Als ToolBlog-LeserIn gehören Sie sicher nicht zu diesem Personenkreis, aber Sie haben sicher mit diesen Zeitgenossen zu tun. Die Rede ist von schwierigen Mitmenschen, die uns hier und dort das Leben schwerer machen als es ist. In diesm Blog habe ich schon mehrfach Autoren zitiert, die uns Hinweise geben, wie wir am besten mit ihnen umgehen können ohne unsere Nerven allzu sehr zu strapazieren (z. B. hier und hier).

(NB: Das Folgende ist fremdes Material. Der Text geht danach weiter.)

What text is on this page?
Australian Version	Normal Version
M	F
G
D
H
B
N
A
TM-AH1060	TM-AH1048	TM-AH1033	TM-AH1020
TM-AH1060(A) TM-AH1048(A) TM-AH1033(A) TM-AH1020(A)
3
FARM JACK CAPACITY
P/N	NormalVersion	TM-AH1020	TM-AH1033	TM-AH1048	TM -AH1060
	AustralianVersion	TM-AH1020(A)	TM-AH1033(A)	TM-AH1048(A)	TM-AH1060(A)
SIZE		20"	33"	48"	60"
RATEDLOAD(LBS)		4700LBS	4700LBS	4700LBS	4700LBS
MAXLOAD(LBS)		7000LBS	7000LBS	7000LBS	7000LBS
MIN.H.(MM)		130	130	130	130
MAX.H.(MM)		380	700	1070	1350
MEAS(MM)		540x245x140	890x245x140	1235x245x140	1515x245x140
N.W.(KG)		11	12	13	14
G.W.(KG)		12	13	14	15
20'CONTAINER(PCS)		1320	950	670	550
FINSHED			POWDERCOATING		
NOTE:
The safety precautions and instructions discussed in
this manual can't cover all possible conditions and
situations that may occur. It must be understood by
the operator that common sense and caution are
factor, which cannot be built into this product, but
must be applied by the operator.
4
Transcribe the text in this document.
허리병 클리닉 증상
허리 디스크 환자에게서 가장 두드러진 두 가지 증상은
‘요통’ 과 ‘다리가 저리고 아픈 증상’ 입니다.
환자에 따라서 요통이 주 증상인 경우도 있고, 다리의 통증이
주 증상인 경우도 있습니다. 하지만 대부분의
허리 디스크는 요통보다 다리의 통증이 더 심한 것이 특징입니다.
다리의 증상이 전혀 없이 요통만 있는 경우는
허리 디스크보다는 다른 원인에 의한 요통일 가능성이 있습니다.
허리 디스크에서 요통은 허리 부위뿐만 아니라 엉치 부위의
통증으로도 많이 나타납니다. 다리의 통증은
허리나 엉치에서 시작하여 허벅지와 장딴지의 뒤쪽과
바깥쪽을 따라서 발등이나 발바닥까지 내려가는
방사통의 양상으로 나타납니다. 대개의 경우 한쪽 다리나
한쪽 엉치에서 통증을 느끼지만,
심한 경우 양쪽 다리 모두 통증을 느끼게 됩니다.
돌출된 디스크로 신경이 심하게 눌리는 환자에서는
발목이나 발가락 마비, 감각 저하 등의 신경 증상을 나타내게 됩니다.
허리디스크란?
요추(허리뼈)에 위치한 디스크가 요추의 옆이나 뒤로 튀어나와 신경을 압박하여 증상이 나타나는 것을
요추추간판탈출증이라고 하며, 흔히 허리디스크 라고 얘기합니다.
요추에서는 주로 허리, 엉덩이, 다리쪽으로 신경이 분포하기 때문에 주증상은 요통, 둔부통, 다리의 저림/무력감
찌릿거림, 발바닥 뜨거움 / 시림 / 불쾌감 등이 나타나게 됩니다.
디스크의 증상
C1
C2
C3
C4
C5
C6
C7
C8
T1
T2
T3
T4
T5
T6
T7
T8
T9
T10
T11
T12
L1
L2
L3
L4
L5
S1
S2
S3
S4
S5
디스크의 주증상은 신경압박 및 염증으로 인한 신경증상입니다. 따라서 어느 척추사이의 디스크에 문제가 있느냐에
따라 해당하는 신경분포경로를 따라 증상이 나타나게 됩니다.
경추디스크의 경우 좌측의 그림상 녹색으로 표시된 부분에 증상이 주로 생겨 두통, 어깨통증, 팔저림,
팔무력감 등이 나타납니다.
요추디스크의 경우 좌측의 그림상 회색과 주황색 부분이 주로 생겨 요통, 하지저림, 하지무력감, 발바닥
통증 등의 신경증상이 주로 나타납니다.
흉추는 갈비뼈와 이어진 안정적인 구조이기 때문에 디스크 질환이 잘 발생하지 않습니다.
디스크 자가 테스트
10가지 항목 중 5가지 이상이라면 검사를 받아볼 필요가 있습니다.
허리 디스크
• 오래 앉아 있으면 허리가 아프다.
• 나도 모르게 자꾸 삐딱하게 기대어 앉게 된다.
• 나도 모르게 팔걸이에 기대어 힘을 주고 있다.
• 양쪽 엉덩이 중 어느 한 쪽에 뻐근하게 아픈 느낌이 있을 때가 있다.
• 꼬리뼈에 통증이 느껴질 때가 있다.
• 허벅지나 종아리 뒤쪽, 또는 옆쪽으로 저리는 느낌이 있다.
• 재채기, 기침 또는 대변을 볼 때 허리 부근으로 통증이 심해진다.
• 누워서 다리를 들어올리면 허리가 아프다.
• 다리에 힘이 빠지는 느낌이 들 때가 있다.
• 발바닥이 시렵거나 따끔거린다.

Schwierige Mitmenschen sind überall anzutreffen, also auch in Software-Projekten. Sie kommen in unterschiedlichen Erscheinungen daher. Neil Green widmet ihnen eine komplette Website mit dem Titel How to Deal with Difficult People on Software Projects. Neil hat sich die Rollen

  • Product Manager
  • Designer
  • Project Manager
  • Development Manager
  • Entwickler
  • Qualitäter

genauer angeschaut und ordnet diesen Rollen unterschiedliche Typen von Nervensägen zu. Diese versieht er auch mit griffigen Bezeichnungen. So finden wir zum Beispiel bei den Entwicklern Divas, Idealisten, Elefanten im Porzellanladen oder Rockstars. Zu jeder dieser Typen liefert Neil die Erkennungsmerkmale, eine Problembeschreibung und einige Hinweise zum erfolgreichen Umgang mit ihnen.

Zum leichteren Auffinden der Typen hat Neil eine schöne Grafik erstellt. Ein Klick auf das jeweilige Symbol bringt Sie schnell zur entsprechenden Beschreibung.

Auch wenn die Seite schön und aufwändig gemacht ist, bitte bedenken Sie, dass so eine Typisierung ihre Grenzen hat. Aber Schmunzeln ist sicherlich erlaubt.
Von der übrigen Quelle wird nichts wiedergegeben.